Showing that the inclusion $i : \mathbb{C} \to \mathbb{C}_\infty$ is continuous

Question

I need to show that the inclusion map from the complex plane to the extended complex plane is continuous, where the metric on $\mathbb{C}$ is the usual one and on $\mathbb{C}_\infty$, it's:

$$d(z,w) = \frac{2|z-w|}{\sqrt{1+|z|^2}\sqrt{1+|w|^2}}$$

Since $\infty$ isn't really involved here, this basically boils down to showing that the Euclidean metric and this metric (considered as metrics on $\mathbb{C}$) are equivalent, right?

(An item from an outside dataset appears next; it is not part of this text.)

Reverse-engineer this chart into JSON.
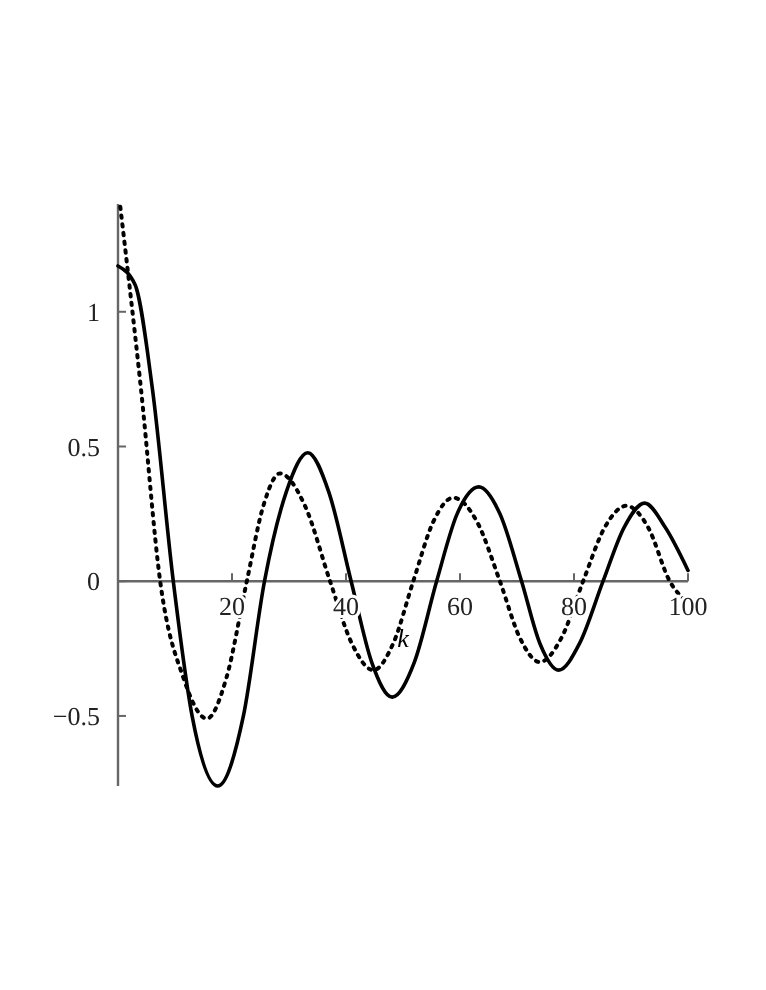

I'm not sure how to do this, since I can't see any way to bound one by the other, really. Any helpful tricks would be appreciated.

Answer 1

Note that the metrics $d$ and $|\cdot - \cdot|$ are not equivalent on $\mathbf C$ (for example because $(n)$ is a Cauchy-sequence in $(\mathbf C, d)$, but not with respect to the Euclidean metric). But this is not needed for $i$ being continuous: We have that $$ d(z,w) \le 2|z-w| $$ as the denominator is $\ge 1$. Therefore $z_n \to z$ in $\mathbf C$ with the Euclidean metric implies $$ d(z_n, z) \le 2|z_n -z| \to 0 $$ that is $i(z_n) \to i(z)$.

Answer 2

You can use the definition of continuity using sequences. Denote by $d_{\operatorname{euc}}(z,w) := |z - w|$ the standard metric on $\mathbb{C}$ and note that for $z,w \in \mathbb{C}$ we have

$$ d(z,w) = \frac{2d_{\operatorname{euc}}(z,w)}{\sqrt{1 + |z|^2}\sqrt{1 + |w|^2}} \leq 2 d_{\operatorname{euc}}(z,w). $$

Thus, if $d_{\operatorname{euc}}(z_n,z) \to 0$ we see that we also have $d(i(z_n), i(z)) = d(z_n, z) \leq 2d_{\operatorname{euc}}(z_n,z) \to 0$ and so $i$ is continuous.